We should also note that while having a density of data definitely results in better quality analysis, none of the analytics companies can collect all of the data a farmer produces. Most farmers we talk to own mixed fleets these days. As you can imagine, equipment manufacturers make it very difficult (if not impossible) to share data with their competitors.

We agree that the lifeblood for the digital-ag economy is high quality information from the farm operation. However, obtaining and standardizing this information is more difficult than most realize. Obtaining this information is a challenge because, although the sensor technology exists, there is a last mile problem. Standardization is a challenge because incentive structures are out of alignment.

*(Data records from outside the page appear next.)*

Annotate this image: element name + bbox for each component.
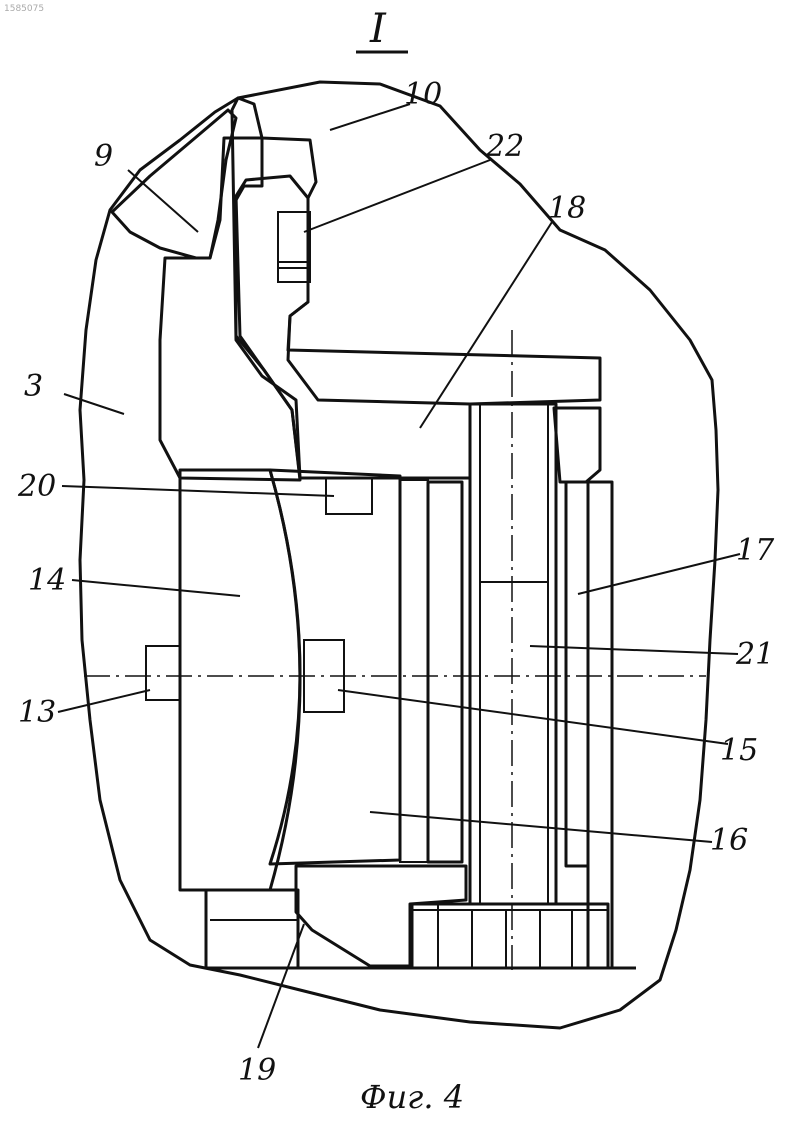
sleeve-18 <box>236 176 470 478</box>
label-10: 10 <box>404 77 442 112</box>
label-20: 20 <box>17 469 56 504</box>
section-title: I <box>369 6 387 52</box>
seal-22 <box>278 212 310 268</box>
bore-right-block <box>554 408 600 482</box>
bottom-gap <box>206 890 298 968</box>
label-22: 22 <box>485 129 524 164</box>
label-3: 3 <box>24 369 43 404</box>
cover-10 <box>232 98 600 478</box>
cavity-upper <box>160 138 300 480</box>
label-16: 16 <box>710 823 748 858</box>
label-21: 21 <box>735 637 774 672</box>
tube-gap <box>400 480 428 862</box>
seal-22-lower <box>278 262 310 282</box>
sleeve-17 <box>566 482 588 866</box>
seal-13 <box>146 646 180 700</box>
part-19 <box>296 866 466 966</box>
label-18: 18 <box>548 191 586 226</box>
corner-mark: 1585075 <box>4 4 44 14</box>
label-9: 9 <box>94 139 113 174</box>
figure-caption: Фиг. 4 <box>360 1078 464 1116</box>
shaft-21 <box>470 404 556 904</box>
label-13: 13 <box>18 695 56 730</box>
bottom-teeth <box>412 904 608 968</box>
label-17: 17 <box>736 533 775 568</box>
label-19: 19 <box>238 1053 276 1088</box>
tube-16b <box>428 482 462 862</box>
label-14: 14 <box>28 563 66 598</box>
label-15: 15 <box>720 733 758 768</box>
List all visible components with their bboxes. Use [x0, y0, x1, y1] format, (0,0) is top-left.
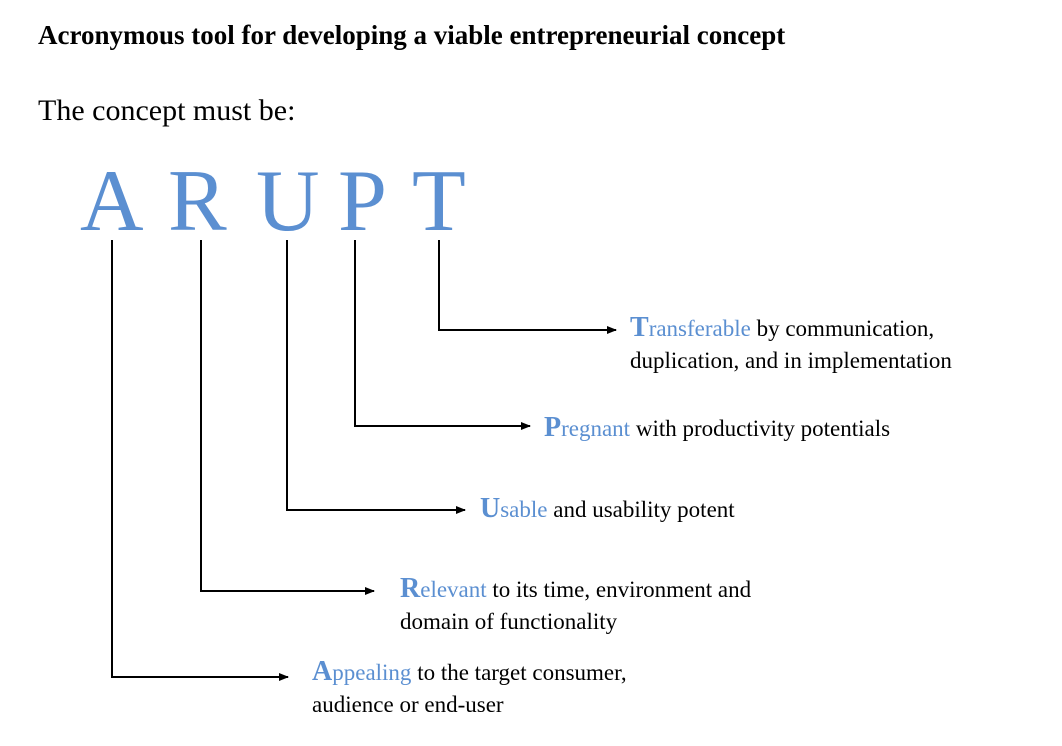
item-description-line2: audience or end-user	[312, 692, 504, 717]
item-initial: T	[630, 312, 649, 343]
connector-p	[354, 240, 531, 430]
item-appealing: Appealing to the target consumer, audien…	[312, 656, 627, 721]
connector-a	[111, 240, 289, 681]
item-keyword-rest: regnant	[561, 416, 631, 441]
item-description: by communication,	[750, 316, 935, 341]
diagram-title: Acronymous tool for developing a viable …	[38, 20, 786, 50]
connector-r	[200, 240, 375, 595]
acronym-letter-u: U	[256, 153, 320, 250]
item-description: to its time, environment and	[486, 577, 752, 602]
item-initial: A	[312, 656, 333, 687]
acronym-letter-t: T	[412, 153, 466, 250]
item-relevant: Relevant to its time, environment and do…	[400, 573, 751, 638]
item-description-line2: duplication, and in implementation	[630, 348, 952, 373]
acronym-letter-p: P	[338, 153, 387, 250]
item-pregnant: Pregnant with productivity potentials	[544, 412, 890, 445]
acronym-letter-r: R	[168, 153, 227, 250]
item-description-line2: domain of functionality	[400, 609, 618, 634]
acronym-letter-a: A	[80, 153, 144, 250]
item-initial: R	[400, 573, 421, 604]
item-keyword-rest: ransferable	[648, 316, 751, 341]
connector-u	[286, 240, 466, 514]
connector-t	[438, 240, 617, 334]
item-initial: P	[544, 412, 562, 443]
item-description: and usability potent	[547, 497, 735, 522]
item-initial: U	[480, 493, 501, 524]
item-keyword-rest: ppealing	[332, 660, 412, 685]
item-description: with productivity potentials	[630, 416, 891, 441]
item-usable: Usable and usability potent	[480, 493, 735, 526]
item-description: to the target consumer,	[411, 660, 627, 685]
item-keyword-rest: elevant	[420, 577, 487, 602]
diagram-subtitle: The concept must be:	[38, 94, 296, 127]
item-keyword-rest: sable	[500, 497, 548, 522]
item-transferable: Transferable by communication, duplicati…	[630, 312, 952, 377]
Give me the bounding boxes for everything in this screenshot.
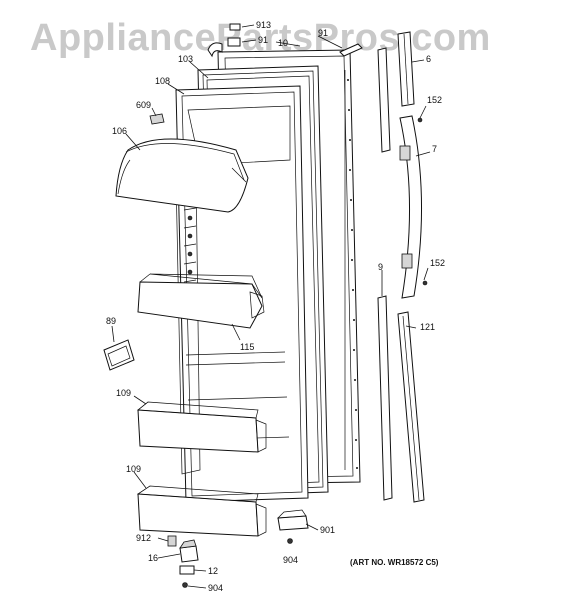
label-109-upper: 109 [116, 388, 131, 398]
part-12 [179, 565, 195, 575]
trim-121 [397, 311, 425, 503]
door-bin-lower [136, 485, 267, 537]
hinge-bracket-16 [179, 539, 199, 563]
label-152-lower: 152 [430, 258, 445, 268]
handle-7 [399, 115, 422, 299]
label-913: 913 [256, 20, 271, 30]
label-108: 108 [155, 76, 170, 86]
shelf-bin-115 [137, 273, 265, 329]
label-901: 901 [320, 525, 335, 535]
top-hinge-parts [207, 23, 363, 58]
screw-904-bottom [182, 582, 188, 588]
label-91-right: 91 [318, 28, 328, 38]
cover-901 [277, 509, 309, 531]
screw-152-upper [417, 117, 423, 123]
callout-labels: 913 91 10 91 6 103 108 609 106 152 7 152… [106, 20, 445, 593]
label-121: 121 [420, 322, 435, 332]
part-89 [103, 339, 135, 371]
label-912: 912 [136, 533, 151, 543]
bracket-609 [149, 113, 165, 125]
label-904-right: 904 [283, 555, 298, 565]
door-bin-upper [137, 401, 267, 453]
label-6: 6 [426, 54, 431, 64]
label-10: 10 [278, 38, 288, 48]
label-12: 12 [208, 566, 218, 576]
trim-strip-9 [377, 295, 393, 501]
label-9: 9 [378, 262, 383, 272]
label-103: 103 [178, 54, 193, 64]
hinge-912 [167, 535, 177, 547]
label-904-bottom: 904 [208, 583, 223, 593]
label-16: 16 [148, 553, 158, 563]
label-109-lower: 109 [126, 464, 141, 474]
screw-904-right [287, 538, 293, 544]
label-609: 609 [136, 100, 151, 110]
label-115: 115 [240, 342, 254, 352]
dairy-compartment [115, 138, 249, 213]
leader-lines [111, 24, 431, 589]
label-7: 7 [432, 144, 437, 154]
screw-152-lower [422, 280, 428, 286]
label-89: 89 [106, 316, 116, 326]
art-number: (ART NO. WR18572 C5) [350, 558, 439, 567]
label-91: 91 [258, 35, 268, 45]
label-152-upper: 152 [427, 95, 442, 105]
label-106: 106 [112, 126, 127, 136]
handle-trim-6 [377, 31, 415, 153]
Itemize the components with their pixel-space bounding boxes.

Farmers are the only ones with the ability to paint a complete picture of their farms with data collected agnostically.

How Big Ag Fits into the Picture

Richard also mentioned John Deere and Monsanto, so I want to address them here.

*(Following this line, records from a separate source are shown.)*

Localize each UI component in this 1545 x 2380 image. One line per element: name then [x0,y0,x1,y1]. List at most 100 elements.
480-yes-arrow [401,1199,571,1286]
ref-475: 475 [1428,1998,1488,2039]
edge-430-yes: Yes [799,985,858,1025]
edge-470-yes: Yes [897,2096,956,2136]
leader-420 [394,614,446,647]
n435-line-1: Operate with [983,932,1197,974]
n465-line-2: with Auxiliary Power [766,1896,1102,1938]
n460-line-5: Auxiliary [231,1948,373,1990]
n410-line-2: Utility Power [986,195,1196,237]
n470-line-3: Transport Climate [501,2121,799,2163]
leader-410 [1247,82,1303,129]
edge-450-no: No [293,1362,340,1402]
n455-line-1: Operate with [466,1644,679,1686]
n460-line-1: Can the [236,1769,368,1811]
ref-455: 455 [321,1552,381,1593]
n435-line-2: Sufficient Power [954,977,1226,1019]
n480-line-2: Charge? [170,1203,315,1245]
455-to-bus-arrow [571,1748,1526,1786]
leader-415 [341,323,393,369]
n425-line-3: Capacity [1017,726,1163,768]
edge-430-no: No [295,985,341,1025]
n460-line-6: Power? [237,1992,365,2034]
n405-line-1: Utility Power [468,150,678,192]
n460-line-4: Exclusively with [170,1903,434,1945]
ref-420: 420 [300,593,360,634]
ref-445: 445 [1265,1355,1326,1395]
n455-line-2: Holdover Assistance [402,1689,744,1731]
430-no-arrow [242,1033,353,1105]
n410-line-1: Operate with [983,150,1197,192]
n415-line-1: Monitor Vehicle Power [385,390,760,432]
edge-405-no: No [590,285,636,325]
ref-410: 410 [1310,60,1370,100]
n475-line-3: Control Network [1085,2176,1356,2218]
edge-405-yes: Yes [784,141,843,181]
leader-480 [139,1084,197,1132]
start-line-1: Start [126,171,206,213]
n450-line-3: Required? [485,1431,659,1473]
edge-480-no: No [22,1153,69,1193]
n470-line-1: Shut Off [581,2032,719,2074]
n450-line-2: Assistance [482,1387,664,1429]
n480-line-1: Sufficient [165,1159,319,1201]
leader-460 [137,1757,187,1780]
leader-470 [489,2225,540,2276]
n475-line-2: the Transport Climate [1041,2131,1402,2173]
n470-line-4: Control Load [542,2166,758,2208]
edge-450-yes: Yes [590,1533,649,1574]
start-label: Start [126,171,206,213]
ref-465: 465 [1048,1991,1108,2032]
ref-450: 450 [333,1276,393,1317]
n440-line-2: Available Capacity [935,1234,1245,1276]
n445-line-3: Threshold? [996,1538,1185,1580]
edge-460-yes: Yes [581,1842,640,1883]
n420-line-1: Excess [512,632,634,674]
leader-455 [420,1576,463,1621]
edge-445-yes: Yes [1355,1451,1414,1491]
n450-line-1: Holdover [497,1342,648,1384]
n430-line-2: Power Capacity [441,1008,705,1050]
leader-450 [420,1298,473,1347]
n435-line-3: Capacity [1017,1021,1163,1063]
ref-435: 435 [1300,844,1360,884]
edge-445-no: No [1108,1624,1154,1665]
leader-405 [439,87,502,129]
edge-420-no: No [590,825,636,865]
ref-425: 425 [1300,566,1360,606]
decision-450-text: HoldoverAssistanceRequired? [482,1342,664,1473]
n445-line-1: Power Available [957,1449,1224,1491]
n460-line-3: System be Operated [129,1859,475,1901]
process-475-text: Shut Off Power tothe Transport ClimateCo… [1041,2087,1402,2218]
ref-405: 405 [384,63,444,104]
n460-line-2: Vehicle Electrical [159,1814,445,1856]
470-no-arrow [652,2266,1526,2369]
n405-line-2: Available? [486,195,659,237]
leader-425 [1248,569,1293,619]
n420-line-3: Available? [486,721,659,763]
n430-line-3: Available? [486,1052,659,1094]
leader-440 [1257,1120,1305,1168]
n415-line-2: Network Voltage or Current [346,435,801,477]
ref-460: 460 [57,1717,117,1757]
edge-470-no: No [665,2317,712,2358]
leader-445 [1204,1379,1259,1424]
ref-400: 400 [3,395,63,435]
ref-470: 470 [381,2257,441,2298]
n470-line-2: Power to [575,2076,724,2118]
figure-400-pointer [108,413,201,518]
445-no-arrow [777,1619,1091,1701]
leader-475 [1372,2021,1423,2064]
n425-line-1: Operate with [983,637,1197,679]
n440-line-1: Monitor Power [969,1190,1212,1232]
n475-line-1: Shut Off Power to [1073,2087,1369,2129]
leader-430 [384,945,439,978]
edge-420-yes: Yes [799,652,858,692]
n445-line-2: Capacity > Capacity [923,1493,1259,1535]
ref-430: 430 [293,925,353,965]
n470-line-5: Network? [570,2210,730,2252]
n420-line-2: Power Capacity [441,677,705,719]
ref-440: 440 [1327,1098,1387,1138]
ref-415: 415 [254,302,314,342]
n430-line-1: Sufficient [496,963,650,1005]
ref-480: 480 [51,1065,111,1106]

Deere makes money from equipment sales and service. Monsanto makes money from seed and trait technology. In each case, market share matters, as does revenue extraction from the farmer. The goal of each is to extract as much marginal revenue without surrendering market share.

Offering up free data provides a window into surrendering farm operations. Not to mention the possibility that one or both of these companies are already directly monetizing the farmers data. It’s difficult for me to understand how this can be a positive approach for farmers.

It’s important to note that our approach doesn’t preclude players like John Deere and Monsanto from acquiring farm data. There’s nothing to stop them from collecting data that they own, and nothing to stop farmers from profiting from the data they own.

But there’s a bigger point to call out — Monsanto and Deere are certainly not the only two big data players in agriculture. Why should Big Ag have a monopoly on all of the farming data in the U.S.? Farmers can capture immediate value now by sharing their data with their agronomist or selling it to a genetics company. Waiting 10 years for one of the big companies to deliver on transformative solutions is a bet many farmers can’t afford to take, especially given the current economic climate.

Not to mention that there’s a major conflict of interest between what the farmers want (lowered costs, more yield) and what equipment manufacturers and genetics companies want (more equipment and seed sales, consistent yield). No matter how you slice it, unless a farmer owns his or her data, he or she will be taken advantage of by companies with greater bargaining power.

The Value of Data Today

Respectfully, Richard is dead wrong on this one. Google and Facebook data was also “dirt cheap” 10 years ago, but now it drives 85% of every ad dollar spent online. I will concede that the value of agronomic data is just being priced. But even at its initial offering, the figures are compelling enough for farmers to get off the sidelines and into the game. I live and breathe this every day.

Data vs. Data analysis

One point I do agree with Richard on is the fact that data in a vacuum is just that; analysis is key.

But I believe a free market with hundreds of thousands of data analysts is more powerful than a data duopoly. Also, left unchecked, how would the farmer ever know what a company like Monsanto and John Deere are prescribing is actually better? Without agnostic bodies for benchmarking and full transparency, farmers will continue to be manipulated and taken advantage of. That’s why it is critical for them to own and share their data deliberately, not blindly.

Especially in an environment where the economics around farming are tightening, one of the best things farmers can do to protect themselves in the long-run is to invest in a data strategy.